Bristow et. al. say: ‘Transverse colectomy can contribute significantly to a maximal ovarian cancer cytoreductive surgical effort and carries acceptable morbidity. Resection of a non-contiguous segment of rectosigmoid colon is frequently necessary, and placement of two separate colonic anastomoses is associated with a low risk of anastomotic breakdown.’”

[Quoted Source: Colectomy “contributes significantly” to ovarian cancer cytoreduction, by Cher Thornhill, MedWire News Release, June 25, 2008 (summarizing the findings of Transverse colectomy in ovarian cancer surgical cytoreduction: operative technique and clinical outcome; Bristow, R.E. et. al, Gynecol Oncol. 2008 Jun;109(3):364-9. Epub 2008 Apr 8.)]

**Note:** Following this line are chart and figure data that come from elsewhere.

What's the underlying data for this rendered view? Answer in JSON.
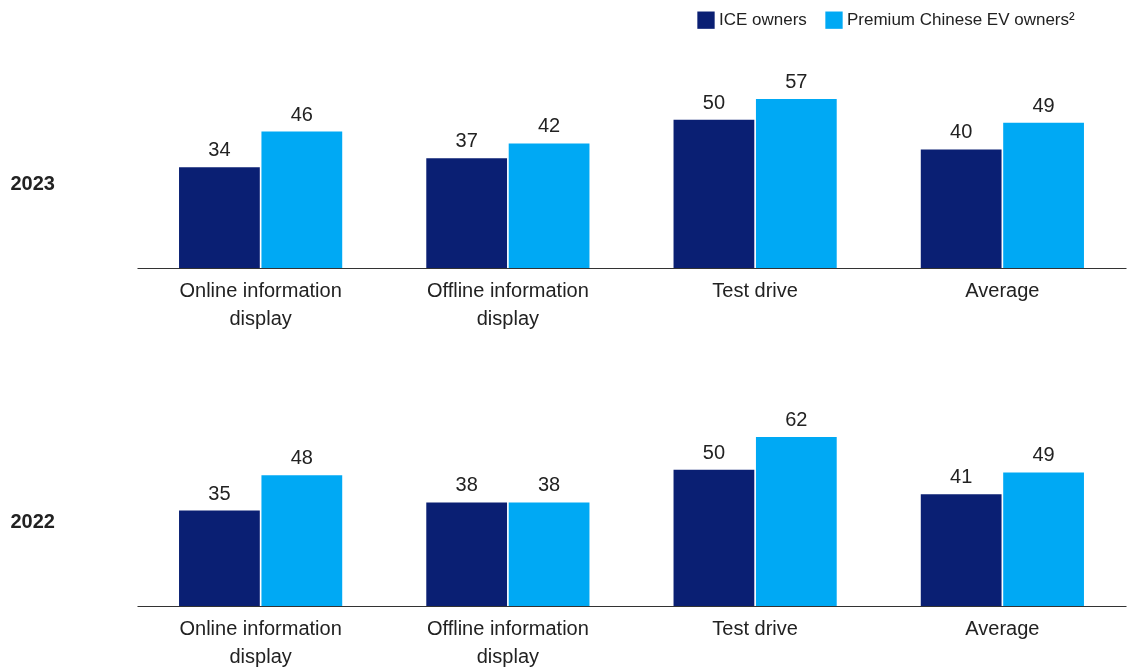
{
  "chart_data": [
    {
      "type": "bar",
      "title": "2023",
      "categories": [
        "Online information display",
        "Offline information display",
        "Test drive",
        "Average"
      ],
      "series": [
        {
          "name": "ICE owners",
          "color": "#0a1f73",
          "values": [
            34,
            37,
            50,
            40
          ]
        },
        {
          "name": "Premium Chinese EV owners²",
          "color": "#00a9f4",
          "values": [
            46,
            42,
            57,
            49
          ]
        }
      ],
      "data_labels": true,
      "legend": "top right"
    },
    {
      "type": "bar",
      "title": "2022",
      "categories": [
        "Online information display",
        "Offline information display",
        "Test drive",
        "Average"
      ],
      "series": [
        {
          "color": "#0a1f73",
          "values": [
            35,
            38,
            50,
            41
          ]
        },
        {
          "color": "#00a9f4",
          "values": [
            48,
            38,
            62,
            49
          ]
        }
      ],
      "data_labels": true
    }
  ]
}
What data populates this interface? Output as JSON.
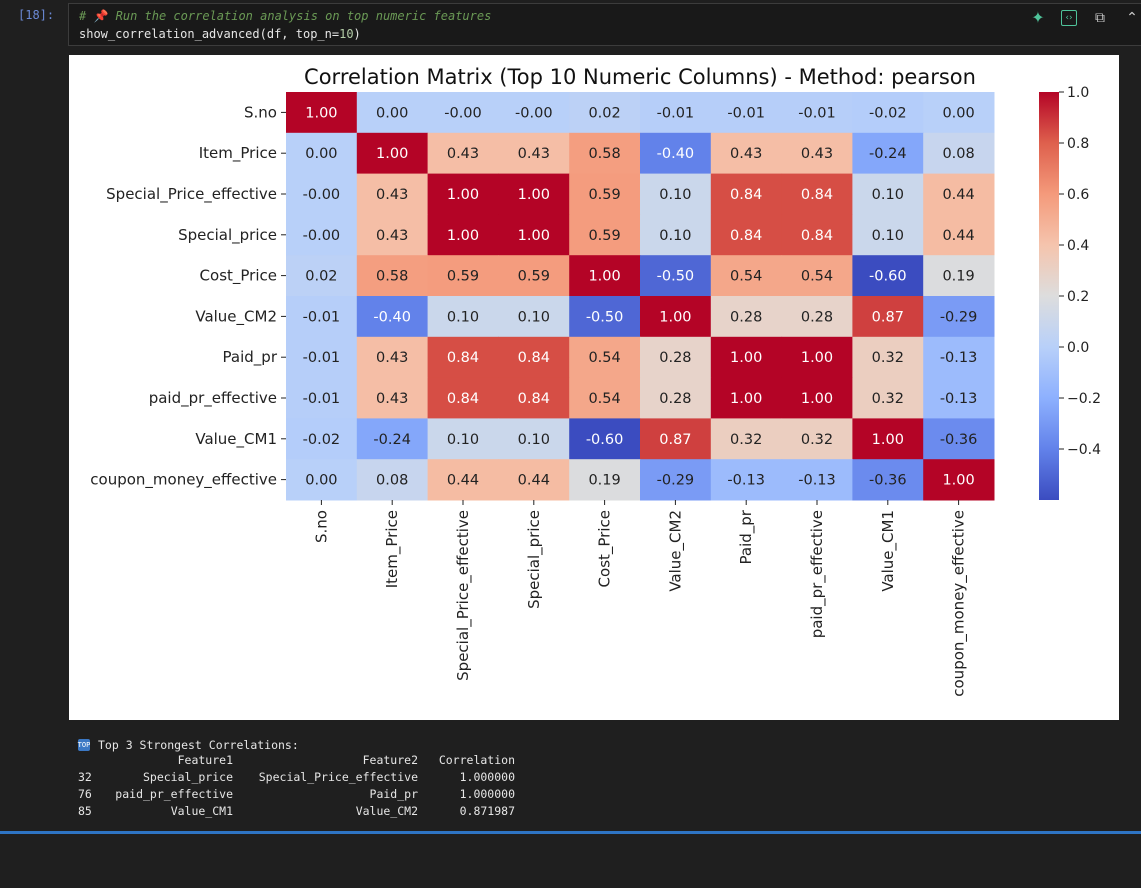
{
  "cell": {
    "prompt": "[18]:",
    "comment_hash": "# ",
    "comment_pin": "📌",
    "comment_text": " Run the correlation analysis on top numeric features",
    "code_prefix": "show_correlation_advanced(df, top_n=",
    "code_num": "10",
    "code_suffix": ")"
  },
  "toolbar": {
    "icons": [
      "sparkle-icon",
      "code-toggle-icon",
      "copy-icon"
    ]
  },
  "chart_data": {
    "type": "heatmap",
    "title": "Correlation Matrix (Top 10 Numeric Columns) - Method: pearson",
    "labels": [
      "S.no",
      "Item_Price",
      "Special_Price_effective",
      "Special_price",
      "Cost_Price",
      "Value_CM2",
      "Paid_pr",
      "paid_pr_effective",
      "Value_CM1",
      "coupon_money_effective"
    ],
    "matrix": [
      [
        1.0,
        0.0,
        -0.0,
        -0.0,
        0.02,
        -0.01,
        -0.01,
        -0.01,
        -0.02,
        0.0
      ],
      [
        0.0,
        1.0,
        0.43,
        0.43,
        0.58,
        -0.4,
        0.43,
        0.43,
        -0.24,
        0.08
      ],
      [
        -0.0,
        0.43,
        1.0,
        1.0,
        0.59,
        0.1,
        0.84,
        0.84,
        0.1,
        0.44
      ],
      [
        -0.0,
        0.43,
        1.0,
        1.0,
        0.59,
        0.1,
        0.84,
        0.84,
        0.1,
        0.44
      ],
      [
        0.02,
        0.58,
        0.59,
        0.59,
        1.0,
        -0.5,
        0.54,
        0.54,
        -0.6,
        0.19
      ],
      [
        -0.01,
        -0.4,
        0.1,
        0.1,
        -0.5,
        1.0,
        0.28,
        0.28,
        0.87,
        -0.29
      ],
      [
        -0.01,
        0.43,
        0.84,
        0.84,
        0.54,
        0.28,
        1.0,
        1.0,
        0.32,
        -0.13
      ],
      [
        -0.01,
        0.43,
        0.84,
        0.84,
        0.54,
        0.28,
        1.0,
        1.0,
        0.32,
        -0.13
      ],
      [
        -0.02,
        -0.24,
        0.1,
        0.1,
        -0.6,
        0.87,
        0.32,
        0.32,
        1.0,
        -0.36
      ],
      [
        0.0,
        0.08,
        0.44,
        0.44,
        0.19,
        -0.29,
        -0.13,
        -0.13,
        -0.36,
        1.0
      ]
    ],
    "display": [
      [
        "1.00",
        "0.00",
        "-0.00",
        "-0.00",
        "0.02",
        "-0.01",
        "-0.01",
        "-0.01",
        "-0.02",
        "0.00"
      ],
      [
        "0.00",
        "1.00",
        "0.43",
        "0.43",
        "0.58",
        "-0.40",
        "0.43",
        "0.43",
        "-0.24",
        "0.08"
      ],
      [
        "-0.00",
        "0.43",
        "1.00",
        "1.00",
        "0.59",
        "0.10",
        "0.84",
        "0.84",
        "0.10",
        "0.44"
      ],
      [
        "-0.00",
        "0.43",
        "1.00",
        "1.00",
        "0.59",
        "0.10",
        "0.84",
        "0.84",
        "0.10",
        "0.44"
      ],
      [
        "0.02",
        "0.58",
        "0.59",
        "0.59",
        "1.00",
        "-0.50",
        "0.54",
        "0.54",
        "-0.60",
        "0.19"
      ],
      [
        "-0.01",
        "-0.40",
        "0.10",
        "0.10",
        "-0.50",
        "1.00",
        "0.28",
        "0.28",
        "0.87",
        "-0.29"
      ],
      [
        "-0.01",
        "0.43",
        "0.84",
        "0.84",
        "0.54",
        "0.28",
        "1.00",
        "1.00",
        "0.32",
        "-0.13"
      ],
      [
        "-0.01",
        "0.43",
        "0.84",
        "0.84",
        "0.54",
        "0.28",
        "1.00",
        "1.00",
        "0.32",
        "-0.13"
      ],
      [
        "-0.02",
        "-0.24",
        "0.10",
        "0.10",
        "-0.60",
        "0.87",
        "0.32",
        "0.32",
        "1.00",
        "-0.36"
      ],
      [
        "0.00",
        "0.08",
        "0.44",
        "0.44",
        "0.19",
        "-0.29",
        "-0.13",
        "-0.13",
        "-0.36",
        "1.00"
      ]
    ],
    "colormap": "coolwarm",
    "colorbar": {
      "vmin": -0.6,
      "vmax": 1.0,
      "ticks": [
        1.0,
        0.8,
        0.6,
        0.4,
        0.2,
        0.0,
        -0.2,
        -0.4
      ],
      "tick_labels": [
        "1.0",
        "0.8",
        "0.6",
        "0.4",
        "0.2",
        "0.0",
        "−0.2",
        "−0.4"
      ]
    }
  },
  "output": {
    "heading": "Top 3 Strongest Correlations:",
    "heading_icon": "top-icon",
    "columns": [
      "Feature1",
      "Feature2",
      "Correlation"
    ],
    "rows": [
      {
        "index": "32",
        "f1": "Special_price",
        "f2": "Special_Price_effective",
        "corr": "1.000000"
      },
      {
        "index": "76",
        "f1": "paid_pr_effective",
        "f2": "Paid_pr",
        "corr": "1.000000"
      },
      {
        "index": "85",
        "f1": "Value_CM1",
        "f2": "Value_CM2",
        "corr": "0.871987"
      }
    ]
  }
}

Encouraging Survival Data Associated With Maximal Cytoreduction and Hyperthermic Intraperitoneal Chemotherapy Using Pegylated Liposomal Doxorubicin

A recent Phase I clinical trial reported encouraging survival data with respect to the use of maximal cytoreduction combined with hyperthermic intraperitoneal chemotherapy (HIPEC) using pegylated liposomal doxorubicin (PLD)(e.g., Doxil™) to treat patients with advanced intra-abdominal, gastrointestinal and gynecological malignancies.

HIPEC is used in conjunction with surgery and chemotherapy to treat patients with gastrointestinal tract and gynecological cancers and sarcomas that have spread to the lining of the abdomen. Even after surgical removal, cancer often recurs in the abdomen. So when the tumor spreads, it is difficult for doctors to treat with standard chemotherapy.

HIPEC involves using a using a heated sterile solution that is circulated throughout the abdominal cavity. With HIPEC treatment, patients are connected to a series of tubes and a pumping device that bathes the abdominal cavity for two hours with a heated sterile solution containing anticancer (chemotherapeutic) drugs. The high temperature of the chemotherapy increases the effect of the drug. The fluid goes through the abdomen to treat tumor cells that may remain after surgery. Both heat and direct contact with chemotherapy drugs kills the cancer cells.

Twenty-one patients were enrolled in this Phase I clinical trial. The maximum PLD dose evaluated in this trial was 100 mg/m² and was well tolerated. The most common grade 3/4 complications were superficial wound infection and prolonged ileus. One patient developed an anastomotic leak in the postoperative period, requiring re-exploration. The length of the median postoperative hospital stay was 7 days (range, 4-29 days), three patients required readmissions within 30 days, and there were no operative deaths.

The median follow-up time for was 13.7 months (range, 3-38 months). The median overall survival was 30.6 months with a median progression free survival (PFS) of 25 months. Based on these findings, the trial investigators concluded that HIPEC with PLD following maximal cytoreduction in patients with advanced abdominal-only, gastrointestinal or gynecologic malignancies is well tolerated. Moreover, the investigators stated that the encouraging survival period after cytoreduction and HIPEC with PLD suggests that a verification Phase II clinical trial is warranted.